Wenn man die „Verwandlung“ aufmerksam liest, wird man feststellen, wie häufig Kafka statt einem einfachen Aktiv oder Passiv das Medium als Genus verbi einsetzt. Es scheint so, als wolle er uns Leser den Glauben austreiben, dass man jede Situation nach Belieben beherrschen, verändern, gestalten, kurz: in etwas anderes verwandeln könnte.
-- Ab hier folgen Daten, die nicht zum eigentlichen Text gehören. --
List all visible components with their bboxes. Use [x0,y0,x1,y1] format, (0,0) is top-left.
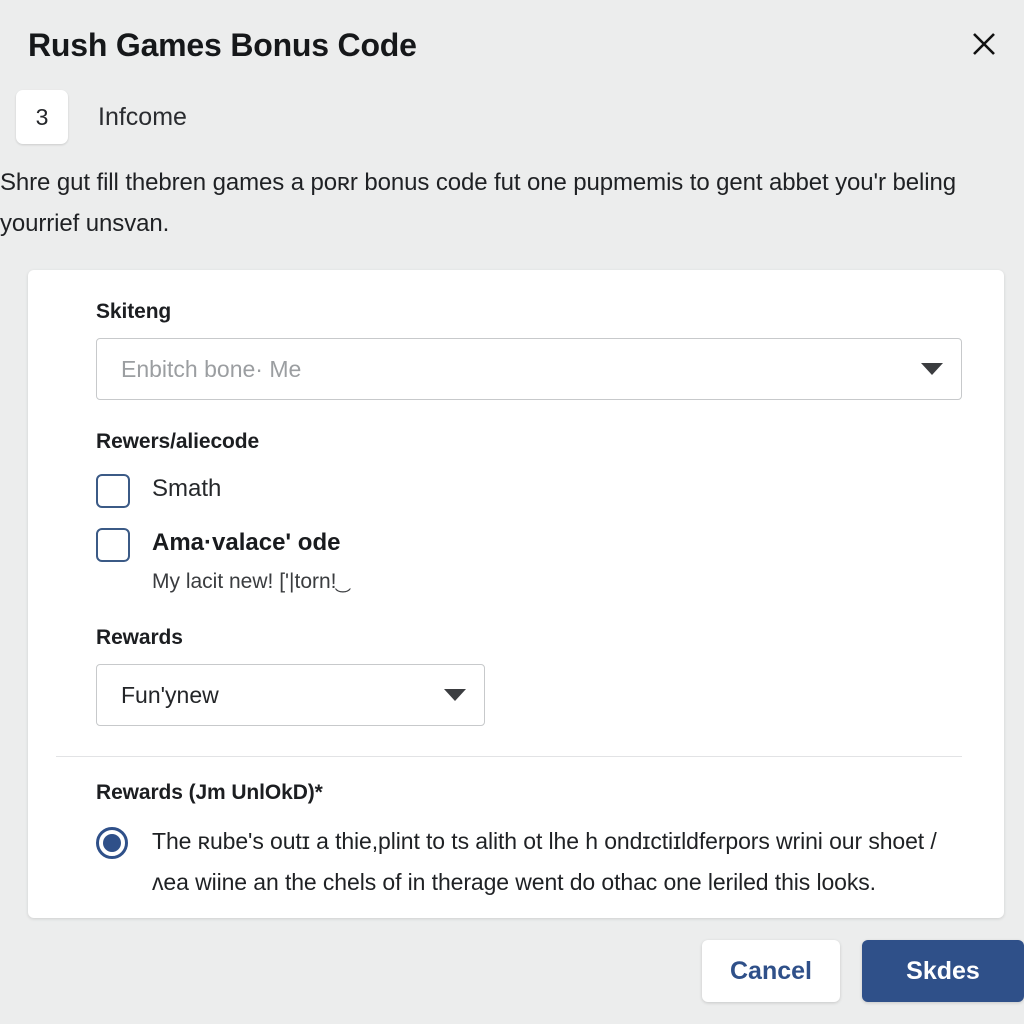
step-label: Infcome [98,102,187,131]
checkbox-group-label: Rewers/aliecode [96,430,260,453]
checkbox-input-1[interactable] [96,474,130,508]
checkbox-row-2[interactable]: Ama·valace' ode My lacit new! ['|torn!͜ [96,526,962,598]
checkbox-input-2[interactable] [96,528,130,562]
chevron-down-icon [921,363,943,375]
form-card: Skiteng Enbitch bone· Me Rewers/aliecode… [28,270,1004,918]
chevron-down-icon [444,689,466,701]
select-field-value: Enbitch bone· Me [121,355,302,382]
submit-button[interactable]: Skdes [862,940,1024,1002]
radio-row-1[interactable]: The ʀubeʹs outɪ a thie,plint to ts alith… [96,821,962,903]
cancel-button[interactable]: Cancel [702,940,840,1002]
rewards-radio-group: Rewards (Jm UnlOkD)* The ʀubeʹs outɪ a t… [28,781,1004,903]
checkbox-group: Rewers/aliecode Smath Ama·valace' ode My… [96,430,962,598]
checkbox-label-2: Ama·valace' ode [152,529,341,556]
rewards-radio-label: Rewards (Jm UnlOkD)* [96,781,323,804]
checkbox-row-1[interactable]: Smath [96,472,962,508]
checkbox-help-text-2: My lacit new! ['|torn!͜ [152,570,337,593]
close-icon [969,29,999,59]
dialog-description: Shre gut fill thebren games a poʀr bonus… [0,169,956,237]
select-field-label: Skiteng [96,300,172,323]
rewards-select-value: Funʹynew [121,681,219,708]
dialog-header: Rush Games Bonus Code [0,0,1024,86]
dialog-footer: Cancel Skdes [0,918,1024,1024]
dialog-title: Rush Games Bonus Code [28,27,417,63]
bonus-code-dialog: Rush Games Bonus Code 3 Infcome Shre gut… [0,0,1024,1024]
section-divider [56,756,962,757]
step-number-badge: 3 [16,90,68,144]
step-indicator: 3 Infcome [0,86,1024,148]
radio-label-1: The ʀubeʹs outɪ a thie,plint to ts alith… [152,828,937,895]
rewards-select-label: Rewards [96,626,183,649]
select-field[interactable]: Enbitch bone· Me [96,338,962,400]
rewards-select[interactable]: Funʹynew [96,664,485,726]
close-button[interactable] [964,24,1004,64]
checkbox-label-1: Smath [152,475,222,502]
radio-input-1[interactable] [96,827,128,859]
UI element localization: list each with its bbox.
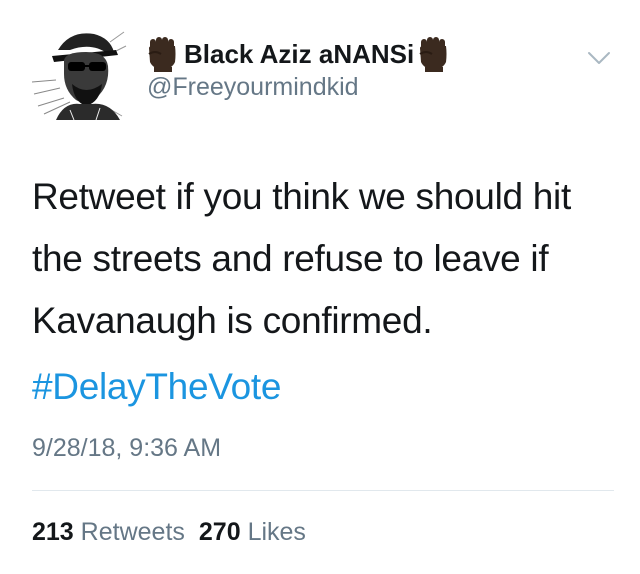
retweets-count: 213	[32, 518, 74, 546]
tweet-text: Retweet if you think we should hit the s…	[32, 166, 622, 352]
tweet-stats: 213 Retweets 270 Likes	[32, 518, 306, 547]
likes-count: 270	[198, 518, 241, 546]
avatar[interactable]	[30, 22, 128, 120]
raised-fist-icon	[419, 37, 447, 72]
author-handle[interactable]: @Freeyourmindkid	[147, 73, 359, 102]
author-name-row[interactable]: Black Aziz aNANSi	[145, 34, 450, 74]
likes-stat[interactable]: 270 Likes	[199, 518, 306, 546]
retweets-label: Retweets	[80, 518, 185, 546]
tweet-text-line: Kavanaugh is confirmed.	[32, 300, 433, 341]
tweet-text-line: Retweet if you think we should hit	[32, 176, 571, 217]
hashtag-link[interactable]: #DelayTheVote	[32, 362, 281, 412]
author-display-name[interactable]: Black Aziz aNANSi	[184, 39, 414, 70]
likes-label: Likes	[247, 518, 306, 546]
divider	[32, 490, 614, 491]
chevron-down-icon[interactable]	[586, 48, 612, 68]
tweet-text-line: the streets and refuse to leave if	[32, 238, 549, 279]
tweet-timestamp[interactable]: 9/28/18, 9:36 AM	[32, 434, 221, 463]
retweets-stat[interactable]: 213 Retweets	[32, 518, 185, 546]
raised-fist-icon	[148, 37, 176, 72]
tweet-card: Black Aziz aNANSi @Freeyourmindkid Retwe…	[0, 0, 640, 574]
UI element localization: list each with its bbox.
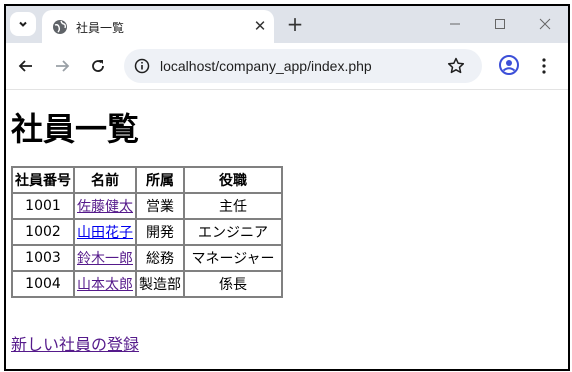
register-employee-link[interactable]: 新しい社員の登録 xyxy=(11,331,139,355)
employee-id: 1001 xyxy=(12,193,74,219)
employee-id: 1003 xyxy=(12,245,74,271)
employee-id: 1002 xyxy=(12,219,74,245)
page-content: 社員一覧 社員番号 名前 所属 役職 1001 佐藤健太 営業 主任 1002 xyxy=(6,90,568,369)
employee-name-link[interactable]: 山田花子 xyxy=(77,225,133,241)
employee-department: 開発 xyxy=(136,219,184,245)
tab-search-button[interactable] xyxy=(10,12,36,36)
tab-title: 社員一覧 xyxy=(76,21,125,35)
table-row: 1004 山本太郎 製造部 係長 xyxy=(12,271,282,297)
table-row: 1003 鈴木一郎 総務 マネージャー xyxy=(12,245,282,271)
kebab-menu-icon[interactable] xyxy=(536,54,552,78)
table-row: 1002 山田花子 開発 エンジニア xyxy=(12,219,282,245)
window-close-icon[interactable] xyxy=(533,14,557,34)
table-row: 1001 佐藤健太 営業 主任 xyxy=(12,193,282,219)
reload-icon[interactable] xyxy=(86,54,110,78)
employee-name-link[interactable]: 山本太郎 xyxy=(77,277,133,293)
employee-position: エンジニア xyxy=(184,219,282,245)
employee-name-cell: 鈴木一郎 xyxy=(74,245,136,271)
back-arrow-icon[interactable] xyxy=(14,54,38,78)
employee-name-cell: 山田花子 xyxy=(74,219,136,245)
employee-position: マネージャー xyxy=(184,245,282,271)
employee-name-cell: 佐藤健太 xyxy=(74,193,136,219)
star-icon[interactable] xyxy=(446,56,466,76)
url-text[interactable]: localhost/company_app/index.php xyxy=(160,58,372,74)
header-name: 名前 xyxy=(74,167,136,193)
address-bar[interactable]: localhost/company_app/index.php xyxy=(124,49,482,83)
employee-position: 係長 xyxy=(184,271,282,297)
page-title: 社員一覧 xyxy=(11,110,140,148)
toolbar: localhost/company_app/index.php xyxy=(6,43,568,90)
header-employee-id: 社員番号 xyxy=(12,167,74,193)
employee-name-link[interactable]: 佐藤健太 xyxy=(77,199,133,215)
employee-position: 主任 xyxy=(184,193,282,219)
plus-icon[interactable]: + xyxy=(284,12,306,36)
header-position: 役職 xyxy=(184,167,282,193)
chevron-down-icon xyxy=(19,21,27,27)
employee-name-cell: 山本太郎 xyxy=(74,271,136,297)
table-header-row: 社員番号 名前 所属 役職 xyxy=(12,167,282,193)
tab-strip: 社員一覧 ✕ + xyxy=(6,6,568,43)
forward-arrow-icon[interactable] xyxy=(50,54,74,78)
minimize-icon[interactable] xyxy=(443,14,467,34)
header-department: 所属 xyxy=(136,167,184,193)
employee-department: 製造部 xyxy=(136,271,184,297)
employee-department: 総務 xyxy=(136,245,184,271)
employee-id: 1004 xyxy=(12,271,74,297)
tab-active[interactable]: 社員一覧 ✕ xyxy=(42,10,274,43)
close-icon[interactable]: ✕ xyxy=(250,15,270,37)
employee-table: 社員番号 名前 所属 役職 1001 佐藤健太 営業 主任 1002 山田花子 … xyxy=(11,166,283,298)
employee-department: 営業 xyxy=(136,193,184,219)
info-icon[interactable] xyxy=(134,58,150,74)
maximize-icon[interactable] xyxy=(488,14,512,34)
globe-icon xyxy=(53,20,67,34)
employee-name-link[interactable]: 鈴木一郎 xyxy=(77,251,133,267)
profile-icon[interactable] xyxy=(498,54,520,76)
browser-window: 社員一覧 ✕ + localhost/company_app/index.php… xyxy=(4,4,570,371)
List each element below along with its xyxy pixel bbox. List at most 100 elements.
Dies schreibt er allerdings zu einer Zeit, nämlich am Vorabend des Ersten Weltkriegs, als die Gegensätze zwischen Individuum und Gesellschaft schon weit auseinanderklaffen. An einer individuellen Einflussnahme auf die gesellschaftlichen Vorgänge und den geschichtlichen Lauf war dann noch zu denken. Der einzelne Mensch war und ist noch – eingesperrt in das „stahlharte Gehäuse des Kapitalismus“ (Max Weber) – von seinen subjekthaften Fähigkeiten längst getrennt und enteignet. In dieser Lage wäre ein „sich verwandelt finden“ vielleicht das Höchstmaß an Subjekthaftigkeit, das ein moderner Mensch noch erreichen könnte. Kafkas „Verwandlung“ erweitert unsere Vorstellungswelt, indem der Erzähler bis an die Grenzen unserer Grammatik geht.